As soon as narrator Ed Asner started walking through the sound stages of RKO Radio Pictures in ``Hollywood: The Golden Years,'' I suspected I was in for a treat.
Then, as he described the talent assembled at RKO - the studio ``where Fred Astaire and Ginger Rogers danced, where Katharine Hepburn and Cary Grant sang to a leopard, where King Kong made off with Fay Wray, where the hunchback Charles Laughton cried out for sanctuary, where 25-year-old Orson Welles made cinematic history with `Citizen Kane,''' - I was certain of it.
The premi`ere episode of this six-part series is titled ``The Birth of a Titan,'' and in the succeeding five episodes viewers will be treated to studio history not only through film clips but background information from people who were there, interviews with the stars, office memos, and, well, gossip is the word for it.
Mr. Asner admits at the start that ``many of the best and quite a few of the worst moments in talking pictures took place on these stages'' as he delves into the archives and into the public and private life of RKO Radio.

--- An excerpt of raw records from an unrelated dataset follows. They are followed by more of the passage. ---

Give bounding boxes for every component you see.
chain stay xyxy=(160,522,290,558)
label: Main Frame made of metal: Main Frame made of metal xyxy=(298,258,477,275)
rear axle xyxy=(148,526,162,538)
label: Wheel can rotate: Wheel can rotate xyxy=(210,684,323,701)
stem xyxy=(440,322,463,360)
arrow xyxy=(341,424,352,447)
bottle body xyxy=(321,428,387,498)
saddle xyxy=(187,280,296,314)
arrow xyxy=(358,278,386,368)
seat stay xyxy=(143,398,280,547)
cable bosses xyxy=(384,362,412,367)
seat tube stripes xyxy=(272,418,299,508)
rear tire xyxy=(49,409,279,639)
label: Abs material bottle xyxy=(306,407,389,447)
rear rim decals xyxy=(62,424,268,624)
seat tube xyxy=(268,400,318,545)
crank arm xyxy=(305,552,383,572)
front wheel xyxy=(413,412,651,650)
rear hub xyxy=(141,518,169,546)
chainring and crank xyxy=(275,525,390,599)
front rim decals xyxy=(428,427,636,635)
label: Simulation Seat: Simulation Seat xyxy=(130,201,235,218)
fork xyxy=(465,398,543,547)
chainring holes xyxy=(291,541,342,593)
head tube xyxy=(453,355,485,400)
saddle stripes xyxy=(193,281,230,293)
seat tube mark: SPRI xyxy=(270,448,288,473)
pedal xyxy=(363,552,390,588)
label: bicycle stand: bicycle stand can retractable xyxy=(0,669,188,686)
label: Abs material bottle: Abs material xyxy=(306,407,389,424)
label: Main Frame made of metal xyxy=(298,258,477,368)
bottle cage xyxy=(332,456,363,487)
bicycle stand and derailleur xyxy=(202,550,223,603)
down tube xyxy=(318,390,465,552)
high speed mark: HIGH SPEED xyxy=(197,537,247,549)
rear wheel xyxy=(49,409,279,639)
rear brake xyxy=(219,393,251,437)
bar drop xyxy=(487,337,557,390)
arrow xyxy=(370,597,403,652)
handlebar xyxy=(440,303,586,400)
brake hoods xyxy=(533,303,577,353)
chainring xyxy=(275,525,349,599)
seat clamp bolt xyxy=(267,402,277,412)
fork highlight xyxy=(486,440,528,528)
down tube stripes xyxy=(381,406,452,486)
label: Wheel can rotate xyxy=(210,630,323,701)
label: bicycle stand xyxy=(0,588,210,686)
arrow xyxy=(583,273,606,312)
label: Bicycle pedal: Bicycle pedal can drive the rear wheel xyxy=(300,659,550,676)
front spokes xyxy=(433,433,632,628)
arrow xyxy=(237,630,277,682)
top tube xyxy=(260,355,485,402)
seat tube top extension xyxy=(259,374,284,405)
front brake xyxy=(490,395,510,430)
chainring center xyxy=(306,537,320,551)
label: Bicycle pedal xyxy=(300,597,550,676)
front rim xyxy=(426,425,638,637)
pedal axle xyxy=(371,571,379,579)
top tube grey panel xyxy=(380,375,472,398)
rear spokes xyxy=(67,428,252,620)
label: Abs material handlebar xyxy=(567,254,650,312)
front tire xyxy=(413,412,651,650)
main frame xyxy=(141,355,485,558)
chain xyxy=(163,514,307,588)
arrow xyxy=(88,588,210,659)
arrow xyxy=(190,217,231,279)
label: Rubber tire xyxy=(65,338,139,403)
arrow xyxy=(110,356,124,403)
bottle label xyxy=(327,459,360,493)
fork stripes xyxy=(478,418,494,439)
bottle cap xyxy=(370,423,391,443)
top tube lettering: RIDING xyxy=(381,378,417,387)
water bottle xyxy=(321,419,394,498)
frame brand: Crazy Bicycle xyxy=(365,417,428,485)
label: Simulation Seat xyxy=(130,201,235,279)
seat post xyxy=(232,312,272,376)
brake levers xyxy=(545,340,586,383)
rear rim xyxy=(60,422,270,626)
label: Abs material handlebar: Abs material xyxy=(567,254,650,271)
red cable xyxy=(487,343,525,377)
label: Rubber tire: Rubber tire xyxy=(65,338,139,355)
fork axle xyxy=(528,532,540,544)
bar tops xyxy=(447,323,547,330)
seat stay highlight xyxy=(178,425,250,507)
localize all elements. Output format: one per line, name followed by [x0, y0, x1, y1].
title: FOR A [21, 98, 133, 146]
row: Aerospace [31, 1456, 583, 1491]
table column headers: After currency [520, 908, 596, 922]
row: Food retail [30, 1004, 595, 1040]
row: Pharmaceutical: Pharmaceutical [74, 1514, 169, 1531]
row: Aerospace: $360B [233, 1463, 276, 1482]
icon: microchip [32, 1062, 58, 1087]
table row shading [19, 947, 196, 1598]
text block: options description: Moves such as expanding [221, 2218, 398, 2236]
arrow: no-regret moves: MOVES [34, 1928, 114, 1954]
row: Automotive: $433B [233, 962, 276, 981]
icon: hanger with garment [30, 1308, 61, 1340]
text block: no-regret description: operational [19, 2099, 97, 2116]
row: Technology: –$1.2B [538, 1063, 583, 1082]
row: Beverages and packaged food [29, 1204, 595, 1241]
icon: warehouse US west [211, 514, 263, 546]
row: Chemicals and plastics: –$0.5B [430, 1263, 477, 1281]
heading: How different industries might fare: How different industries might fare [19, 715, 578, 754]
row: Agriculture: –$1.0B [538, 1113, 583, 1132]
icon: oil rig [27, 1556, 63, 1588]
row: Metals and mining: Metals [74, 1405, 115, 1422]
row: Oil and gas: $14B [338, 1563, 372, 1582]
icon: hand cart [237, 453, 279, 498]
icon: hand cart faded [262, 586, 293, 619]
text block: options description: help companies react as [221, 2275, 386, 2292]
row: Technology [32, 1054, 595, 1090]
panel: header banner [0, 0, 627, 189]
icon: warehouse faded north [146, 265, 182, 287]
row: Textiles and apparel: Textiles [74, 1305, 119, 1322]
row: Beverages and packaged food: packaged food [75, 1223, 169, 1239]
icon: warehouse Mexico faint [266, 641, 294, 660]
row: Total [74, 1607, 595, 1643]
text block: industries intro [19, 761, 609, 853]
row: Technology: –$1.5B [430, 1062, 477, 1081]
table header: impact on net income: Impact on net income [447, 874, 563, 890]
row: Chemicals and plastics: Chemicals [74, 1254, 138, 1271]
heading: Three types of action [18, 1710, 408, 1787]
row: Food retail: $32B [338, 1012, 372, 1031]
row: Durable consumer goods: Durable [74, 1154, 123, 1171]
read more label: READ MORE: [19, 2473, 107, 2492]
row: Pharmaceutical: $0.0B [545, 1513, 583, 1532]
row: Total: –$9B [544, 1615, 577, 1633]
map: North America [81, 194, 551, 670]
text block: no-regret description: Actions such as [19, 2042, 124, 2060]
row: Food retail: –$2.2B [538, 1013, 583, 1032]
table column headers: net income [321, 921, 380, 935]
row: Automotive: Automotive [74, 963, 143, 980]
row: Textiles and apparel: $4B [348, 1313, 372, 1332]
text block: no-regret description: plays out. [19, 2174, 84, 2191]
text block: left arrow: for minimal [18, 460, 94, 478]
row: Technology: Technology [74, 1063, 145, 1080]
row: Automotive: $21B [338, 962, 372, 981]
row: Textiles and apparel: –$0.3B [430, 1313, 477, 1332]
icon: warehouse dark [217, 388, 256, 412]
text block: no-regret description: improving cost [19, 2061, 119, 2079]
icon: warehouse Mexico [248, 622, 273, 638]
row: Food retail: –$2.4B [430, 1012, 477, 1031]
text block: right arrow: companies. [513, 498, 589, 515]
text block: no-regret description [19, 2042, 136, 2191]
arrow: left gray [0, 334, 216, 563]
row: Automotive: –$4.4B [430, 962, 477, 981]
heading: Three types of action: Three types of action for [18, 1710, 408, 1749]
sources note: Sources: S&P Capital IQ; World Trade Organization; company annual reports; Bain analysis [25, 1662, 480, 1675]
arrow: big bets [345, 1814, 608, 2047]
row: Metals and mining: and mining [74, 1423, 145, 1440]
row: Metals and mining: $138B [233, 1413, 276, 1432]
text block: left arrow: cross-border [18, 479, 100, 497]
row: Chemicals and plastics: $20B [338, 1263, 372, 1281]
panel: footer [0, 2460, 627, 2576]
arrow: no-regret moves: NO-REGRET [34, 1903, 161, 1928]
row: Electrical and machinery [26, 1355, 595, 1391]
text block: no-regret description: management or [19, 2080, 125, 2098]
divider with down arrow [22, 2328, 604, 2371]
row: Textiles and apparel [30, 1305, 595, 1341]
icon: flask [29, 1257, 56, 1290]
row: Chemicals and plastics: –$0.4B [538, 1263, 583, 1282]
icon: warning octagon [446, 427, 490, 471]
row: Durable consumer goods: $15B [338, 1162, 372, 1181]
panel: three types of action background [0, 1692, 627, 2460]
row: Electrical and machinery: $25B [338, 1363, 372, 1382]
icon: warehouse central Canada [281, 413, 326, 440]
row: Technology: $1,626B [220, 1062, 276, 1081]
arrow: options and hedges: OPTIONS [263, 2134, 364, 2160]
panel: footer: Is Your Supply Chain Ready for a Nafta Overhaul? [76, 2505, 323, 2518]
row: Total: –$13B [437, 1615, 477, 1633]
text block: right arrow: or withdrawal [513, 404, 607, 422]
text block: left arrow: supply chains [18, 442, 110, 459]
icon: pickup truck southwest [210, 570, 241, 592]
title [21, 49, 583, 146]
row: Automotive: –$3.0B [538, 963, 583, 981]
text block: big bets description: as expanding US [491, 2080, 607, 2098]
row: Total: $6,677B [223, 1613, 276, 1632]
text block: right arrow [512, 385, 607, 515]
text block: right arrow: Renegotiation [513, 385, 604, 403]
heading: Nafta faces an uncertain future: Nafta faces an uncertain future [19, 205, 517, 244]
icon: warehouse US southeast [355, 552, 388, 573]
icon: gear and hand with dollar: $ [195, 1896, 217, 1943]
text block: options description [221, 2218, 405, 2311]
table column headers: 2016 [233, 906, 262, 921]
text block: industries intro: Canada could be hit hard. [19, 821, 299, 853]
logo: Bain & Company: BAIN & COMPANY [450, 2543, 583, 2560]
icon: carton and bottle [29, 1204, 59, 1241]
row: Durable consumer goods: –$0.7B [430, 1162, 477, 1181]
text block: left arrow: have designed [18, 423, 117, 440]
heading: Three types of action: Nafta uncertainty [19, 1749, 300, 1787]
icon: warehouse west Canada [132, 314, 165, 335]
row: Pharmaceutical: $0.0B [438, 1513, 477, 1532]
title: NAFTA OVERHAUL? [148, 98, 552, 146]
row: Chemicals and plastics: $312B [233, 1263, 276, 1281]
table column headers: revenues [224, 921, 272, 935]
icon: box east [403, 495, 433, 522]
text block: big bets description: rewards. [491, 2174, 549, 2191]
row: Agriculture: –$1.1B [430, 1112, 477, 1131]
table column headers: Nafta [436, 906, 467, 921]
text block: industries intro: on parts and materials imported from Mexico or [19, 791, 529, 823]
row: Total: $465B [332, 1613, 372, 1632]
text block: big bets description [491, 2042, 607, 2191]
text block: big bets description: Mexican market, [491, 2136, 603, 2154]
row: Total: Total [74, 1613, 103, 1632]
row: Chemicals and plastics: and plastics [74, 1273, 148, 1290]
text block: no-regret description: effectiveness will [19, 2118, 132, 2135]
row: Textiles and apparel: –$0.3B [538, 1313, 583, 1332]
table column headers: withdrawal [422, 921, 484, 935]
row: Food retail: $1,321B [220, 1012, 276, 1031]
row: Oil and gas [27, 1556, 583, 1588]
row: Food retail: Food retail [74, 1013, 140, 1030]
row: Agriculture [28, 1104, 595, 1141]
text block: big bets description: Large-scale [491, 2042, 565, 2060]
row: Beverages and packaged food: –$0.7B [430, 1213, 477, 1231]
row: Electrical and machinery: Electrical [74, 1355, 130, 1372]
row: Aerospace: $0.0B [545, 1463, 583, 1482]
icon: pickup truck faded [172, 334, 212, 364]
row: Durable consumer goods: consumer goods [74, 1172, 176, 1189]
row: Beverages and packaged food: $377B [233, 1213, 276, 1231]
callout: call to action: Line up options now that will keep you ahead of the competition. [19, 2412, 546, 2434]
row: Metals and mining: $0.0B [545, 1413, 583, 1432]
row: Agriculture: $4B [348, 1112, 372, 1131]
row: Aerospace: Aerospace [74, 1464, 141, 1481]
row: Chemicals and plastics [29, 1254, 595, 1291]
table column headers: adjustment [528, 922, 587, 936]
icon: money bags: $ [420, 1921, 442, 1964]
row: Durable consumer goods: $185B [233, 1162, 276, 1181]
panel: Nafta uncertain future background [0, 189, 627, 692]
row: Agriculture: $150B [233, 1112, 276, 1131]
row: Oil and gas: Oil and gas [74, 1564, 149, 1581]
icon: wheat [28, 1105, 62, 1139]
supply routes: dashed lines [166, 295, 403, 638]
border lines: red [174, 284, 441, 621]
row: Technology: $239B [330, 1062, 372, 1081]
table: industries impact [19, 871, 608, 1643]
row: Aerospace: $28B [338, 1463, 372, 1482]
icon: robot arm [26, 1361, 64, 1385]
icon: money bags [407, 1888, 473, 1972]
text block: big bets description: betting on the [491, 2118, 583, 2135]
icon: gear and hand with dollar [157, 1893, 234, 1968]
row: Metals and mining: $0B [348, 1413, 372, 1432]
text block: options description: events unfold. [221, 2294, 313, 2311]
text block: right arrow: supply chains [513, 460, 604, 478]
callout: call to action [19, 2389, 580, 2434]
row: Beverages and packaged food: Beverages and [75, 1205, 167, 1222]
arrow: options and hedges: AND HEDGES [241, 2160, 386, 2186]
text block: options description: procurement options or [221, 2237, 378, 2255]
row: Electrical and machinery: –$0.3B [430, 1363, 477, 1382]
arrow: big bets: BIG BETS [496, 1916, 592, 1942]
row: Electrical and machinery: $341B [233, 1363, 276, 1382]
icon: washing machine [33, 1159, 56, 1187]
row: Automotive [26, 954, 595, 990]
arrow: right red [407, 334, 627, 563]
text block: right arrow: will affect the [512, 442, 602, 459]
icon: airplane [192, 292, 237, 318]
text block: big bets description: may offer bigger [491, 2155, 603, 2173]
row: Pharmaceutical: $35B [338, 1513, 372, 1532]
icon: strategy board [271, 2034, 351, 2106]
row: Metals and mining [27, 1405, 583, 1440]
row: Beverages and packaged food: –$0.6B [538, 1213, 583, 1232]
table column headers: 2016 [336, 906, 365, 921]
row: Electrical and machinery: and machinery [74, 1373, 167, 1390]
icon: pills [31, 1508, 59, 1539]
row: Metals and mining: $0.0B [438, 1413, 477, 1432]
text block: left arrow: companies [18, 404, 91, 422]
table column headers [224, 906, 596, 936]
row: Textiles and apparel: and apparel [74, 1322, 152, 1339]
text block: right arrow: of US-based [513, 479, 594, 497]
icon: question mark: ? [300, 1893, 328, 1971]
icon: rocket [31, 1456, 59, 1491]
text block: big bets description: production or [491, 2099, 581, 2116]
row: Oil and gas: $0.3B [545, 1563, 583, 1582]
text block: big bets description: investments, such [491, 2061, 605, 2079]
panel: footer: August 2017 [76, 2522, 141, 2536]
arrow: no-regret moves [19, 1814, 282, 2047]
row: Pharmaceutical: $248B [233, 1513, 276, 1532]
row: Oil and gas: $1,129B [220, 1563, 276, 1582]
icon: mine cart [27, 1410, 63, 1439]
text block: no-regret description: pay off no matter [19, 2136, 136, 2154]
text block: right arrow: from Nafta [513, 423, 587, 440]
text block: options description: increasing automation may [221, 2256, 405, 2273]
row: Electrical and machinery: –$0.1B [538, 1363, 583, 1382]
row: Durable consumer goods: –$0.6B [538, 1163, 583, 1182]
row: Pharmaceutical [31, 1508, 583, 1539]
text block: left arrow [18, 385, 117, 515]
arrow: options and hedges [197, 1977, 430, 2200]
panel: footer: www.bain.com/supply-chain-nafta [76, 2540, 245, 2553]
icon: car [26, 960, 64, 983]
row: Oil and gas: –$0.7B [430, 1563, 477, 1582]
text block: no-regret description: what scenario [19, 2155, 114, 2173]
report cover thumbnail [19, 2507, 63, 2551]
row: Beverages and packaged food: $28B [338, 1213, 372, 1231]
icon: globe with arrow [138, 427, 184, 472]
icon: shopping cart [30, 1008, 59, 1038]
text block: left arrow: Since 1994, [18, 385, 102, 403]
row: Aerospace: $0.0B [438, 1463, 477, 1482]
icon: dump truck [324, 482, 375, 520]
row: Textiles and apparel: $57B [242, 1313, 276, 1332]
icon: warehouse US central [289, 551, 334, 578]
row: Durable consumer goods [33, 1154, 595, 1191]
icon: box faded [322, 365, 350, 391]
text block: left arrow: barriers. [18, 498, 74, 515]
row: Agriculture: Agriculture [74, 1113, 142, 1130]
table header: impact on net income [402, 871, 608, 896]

The series begins with Rudy Vallee, who, captured on camera at 84, boasts about his appeal with the opposite sex, as the film shows awful scenes from his awful film ``The Vagabond Lover,'' his first and last film for RKO.
Then, with the help of inside stories from technicians as well as Fay Wray and director Merian C. Cooper's wife and secretary, we learn how ``King Kong'' was made. Soon, we are joining a chorus line on the wing of a small plane dancing the famous ``Flying Down to Rio'' production number, with wind machines buzzing.
Just a little of the beginning of the reign of Katharine Hepburn and Fred Astaire and Ginger Rogers whets the appetite for Segment 2. I have seen that, and, to my mind, the clips of Astaire-Rogers films, together with frank talk by both Fred and Ginger, alone, make that segment worth watching.